Residents should be part of the solution. Health system leaders need to see residents as assets and should empower them with skills needed to help achieve institutional goals to improve quality of care, safety, and efficiency. One example is a resident-led effort at Vanderbilt University Medical Center focused on identifying ways to reduce wasteful or unnecessary medical tests, treatments, and procedures that resulted in significant reductions in blood draws and overall patient testing. A resident-led interprofessional collaboration at UCSF to reduce medication errors when patients were admitted to the hospital led to cost savings and reduced readmission rates.

Residency programs and sponsoring institutions need new partners. We need to develop new clinical training sites, particularly in community-based settings that offer a much different learning environment than in traditional teaching hospitals. We met many GME leaders who are successfully making the case that GME is a public service that can help achieve better health care and community goals. For example, an Alaska pediatric residency program that is offered plants doctors in remote regions of Alaska to spend four months a year for three years in community-based settings to serve high-risk Alaska Native people. The Maine Medical Center offers a rural track to enable residents to learn about population health and how to work in rural areas where resources are more limited.

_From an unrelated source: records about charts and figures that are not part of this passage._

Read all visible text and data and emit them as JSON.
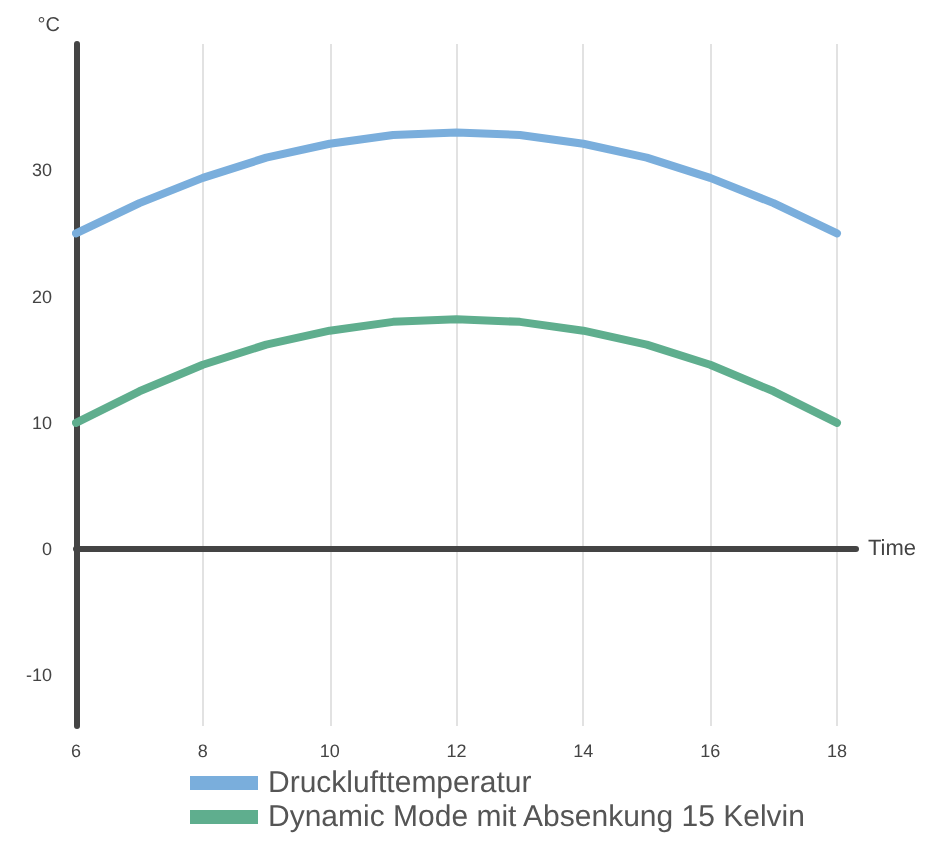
{
  "chart_data": {
    "type": "line",
    "ylabel": "°C",
    "xlabel": "Time",
    "x": [
      6,
      7,
      8,
      9,
      10,
      11,
      12,
      13,
      14,
      15,
      16,
      17,
      18
    ],
    "series": [
      {
        "name": "Drucklufttemperatur",
        "color": "#7aaedc",
        "values": [
          25,
          27.4,
          29.4,
          31,
          32.1,
          32.8,
          33,
          32.8,
          32.1,
          31,
          29.4,
          27.4,
          25
        ]
      },
      {
        "name": "Dynamic Mode mit Absenkung 15 Kelvin",
        "color": "#5fae8e",
        "values": [
          10,
          12.5,
          14.6,
          16.2,
          17.3,
          18,
          18.2,
          18,
          17.3,
          16.2,
          14.6,
          12.5,
          10
        ]
      }
    ],
    "xlim": [
      6,
      18.3
    ],
    "xticks": [
      6,
      8,
      10,
      12,
      14,
      16,
      18
    ],
    "ylim": [
      -14,
      40
    ],
    "yticks": [
      -10,
      0,
      10,
      20,
      30
    ],
    "grid": "x",
    "legend": "bottom left",
    "marker": "none",
    "line_style": "solid"
  }
}
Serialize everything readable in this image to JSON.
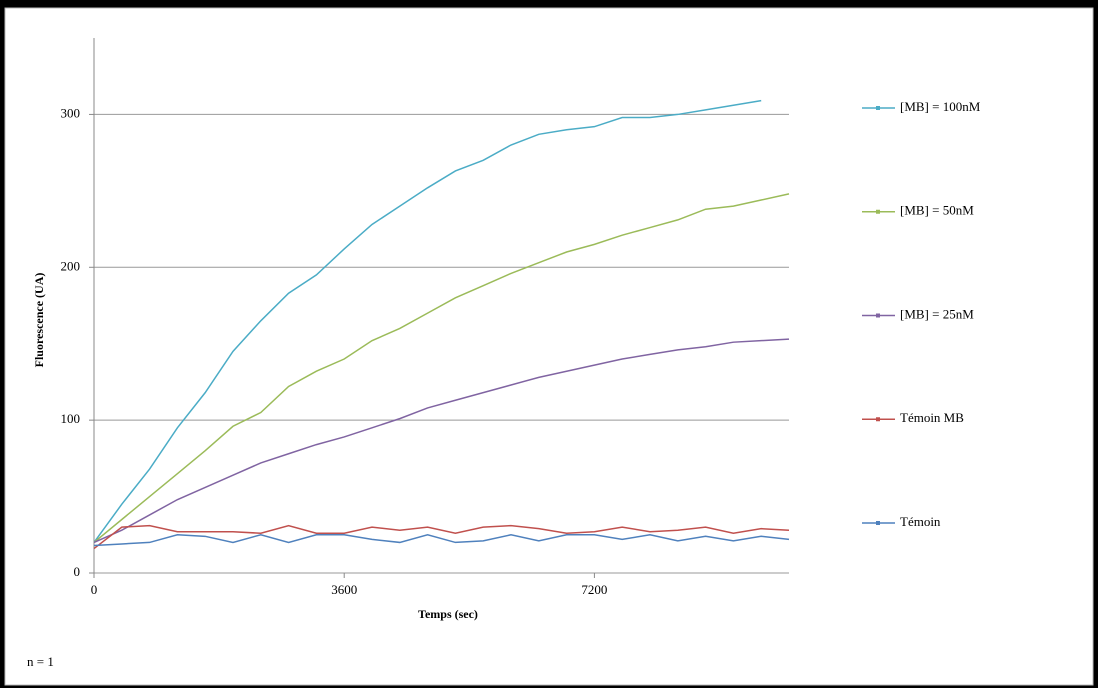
{
  "chart_data": {
    "type": "line",
    "xlabel": "Temps (sec)",
    "ylabel": "Fluorescence (UA)",
    "note": "n = 1",
    "x": [
      0,
      400,
      800,
      1200,
      1600,
      2000,
      2400,
      2800,
      3200,
      3600,
      4000,
      4400,
      4800,
      5200,
      5600,
      6000,
      6400,
      6800,
      7200,
      7600,
      8000,
      8400,
      8800,
      9200,
      9600,
      10000
    ],
    "xlim": [
      0,
      10000
    ],
    "xticks": [
      0,
      3600,
      7200
    ],
    "ylim": [
      0,
      350
    ],
    "yticks": [
      0,
      100,
      200,
      300
    ],
    "grid": true,
    "legend": "right",
    "series": [
      {
        "name": "[MB] = 100nM",
        "color": "#4bacc6",
        "values": [
          20,
          45,
          68,
          95,
          118,
          145,
          165,
          183,
          195,
          212,
          228,
          240,
          252,
          263,
          270,
          280,
          287,
          290,
          292,
          298,
          298,
          300,
          303,
          306,
          309,
          null
        ]
      },
      {
        "name": "[MB] = 50nM",
        "color": "#9bbb59",
        "values": [
          20,
          35,
          50,
          65,
          80,
          96,
          105,
          122,
          132,
          140,
          152,
          160,
          170,
          180,
          188,
          196,
          203,
          210,
          215,
          221,
          226,
          231,
          238,
          240,
          244,
          248
        ]
      },
      {
        "name": "[MB] = 25nM",
        "color": "#8064a2",
        "values": [
          20,
          28,
          38,
          48,
          56,
          64,
          72,
          78,
          84,
          89,
          95,
          101,
          108,
          113,
          118,
          123,
          128,
          132,
          136,
          140,
          143,
          146,
          148,
          151,
          152,
          153
        ]
      },
      {
        "name": "Témoin MB",
        "color": "#c0504d",
        "values": [
          16,
          30,
          31,
          27,
          27,
          27,
          26,
          31,
          26,
          26,
          30,
          28,
          30,
          26,
          30,
          31,
          29,
          26,
          27,
          30,
          27,
          28,
          30,
          26,
          29,
          28
        ]
      },
      {
        "name": "Témoin",
        "color": "#4f81bd",
        "values": [
          18,
          19,
          20,
          25,
          24,
          20,
          25,
          20,
          25,
          25,
          22,
          20,
          25,
          20,
          21,
          25,
          21,
          25,
          25,
          22,
          25,
          21,
          24,
          21,
          24,
          22
        ]
      }
    ]
  }
}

Training needs to be more tailored to the individual medical resident. Higher education in general is moving toward more individualized, personalized training that allows learners to have input into what they learn and how they learn it. Increasingly, we see residency programs assessing learners based on whether they have acquired the necessary skills, often at their own pace, rather than programs based on a standardized amount of time that they may have spent practicing those skills. We also heard concerns about resident burnout and the need to coach residents in self-care and stress management. An increasing focus on physician wellness is leading to a number of exciting innovations to make the training experience more humane.

Residency programs need to focus on teamwork and collaboration. More time in residency needs to be spent with practitioners and learners from other disciplines and professions with an explicit goal of developing team competencies. Efforts to develop interprofessional education (IPE) programs—where learners from two or more professions learn about, from, and with each other—have been steadily rising in health professions schools. For example, in the Rio Grande Valley of Texas, psychiatry residents are embedded in primary care clinics and are on teams with primary care doctors, social workers, and pharmacists. The Boise Center for Excellence in Primary Care, in Idaho, offers training opportunities for family medicine residents and engages teams of trainees to work together, including nurse practitioners, nurses, pharmacists, family medicine physicians, and psychiatrists.

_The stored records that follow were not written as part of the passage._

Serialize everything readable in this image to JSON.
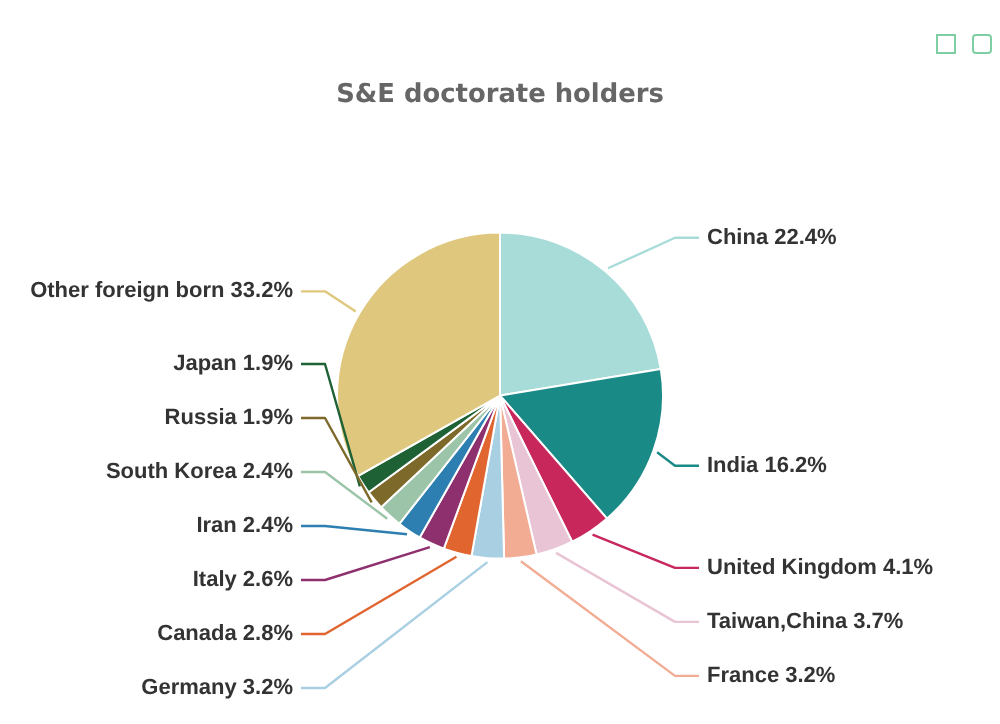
{
  "chart_data": {
    "type": "pie",
    "title": "S&E doctorate holders",
    "categories": [
      "China",
      "India",
      "United Kingdom",
      "Taiwan,China",
      "France",
      "Germany",
      "Canada",
      "Italy",
      "Iran",
      "South Korea",
      "Russia",
      "Japan",
      "Other foreign born"
    ],
    "values": [
      22.4,
      16.2,
      4.1,
      3.7,
      3.2,
      3.2,
      2.8,
      2.6,
      2.4,
      2.4,
      1.9,
      1.9,
      33.2
    ],
    "value_labels": [
      "22.4%",
      "16.2%",
      "4.1%",
      "3.7%",
      "3.2%",
      "3.2%",
      "2.8%",
      "2.6%",
      "2.4%",
      "2.4%",
      "1.9%",
      "1.9%",
      "33.2%"
    ],
    "colors": [
      "#a8dcd9",
      "#1a8a87",
      "#c8275c",
      "#e8c4d4",
      "#f2ac94",
      "#a9cfe3",
      "#e0652f",
      "#8e2f6e",
      "#2c7fb0",
      "#9cc4a8",
      "#7d6a2a",
      "#1d6135",
      "#dfc87e"
    ],
    "legend": false
  }
}
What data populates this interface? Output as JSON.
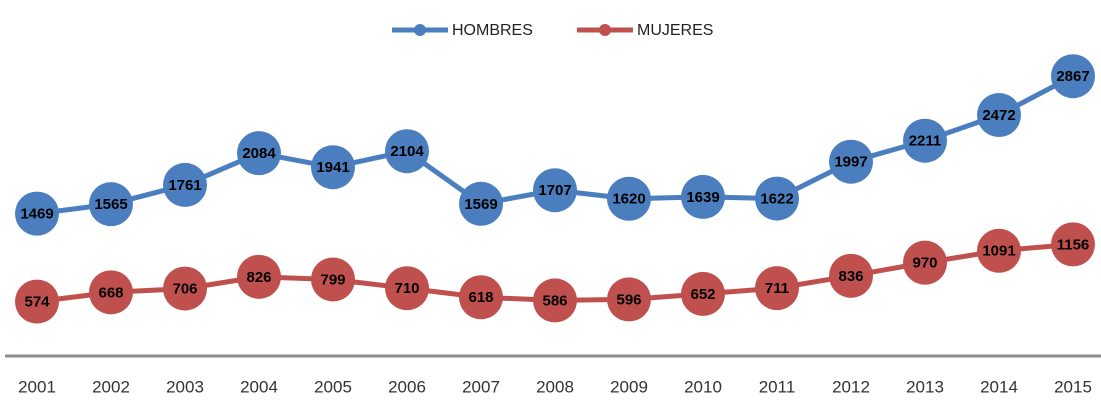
{
  "chart_data": {
    "type": "line",
    "categories": [
      "2001",
      "2002",
      "2003",
      "2004",
      "2005",
      "2006",
      "2007",
      "2008",
      "2009",
      "2010",
      "2011",
      "2012",
      "2013",
      "2014",
      "2015"
    ],
    "series": [
      {
        "name": "HOMBRES",
        "color": "#4a7ebf",
        "values": [
          1469,
          1565,
          1761,
          2084,
          1941,
          2104,
          1569,
          1707,
          1620,
          1639,
          1622,
          1997,
          2211,
          2472,
          2867
        ]
      },
      {
        "name": "MUJERES",
        "color": "#c0504d",
        "values": [
          574,
          668,
          706,
          826,
          799,
          710,
          618,
          586,
          596,
          652,
          711,
          836,
          970,
          1091,
          1156
        ]
      }
    ],
    "ylim": [
      0,
      3500
    ],
    "legend": "top"
  }
}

GME needs new sources of funding beyond Medicare. Most of the nation’s 120,000 resident slots are funded primarily through Medicare. However, a number of states are using state funds to expand GME programs. In addition, a number of GME consortia are emerging to help develop and support residency programs to meet regional needs. For example, in Oregon, hospitals, health systems, physician groups, and medical schools formed a consortium to help develop new rural residency programs.

Without a national push to reform GME, local health care institutions, states, and regions are moving on their own to find new models for training and funding. Many view this as an opportunity to innovate. We know we can’t continue the status quo. It’s exciting to see so many communities seizing this moment and leading the way forward.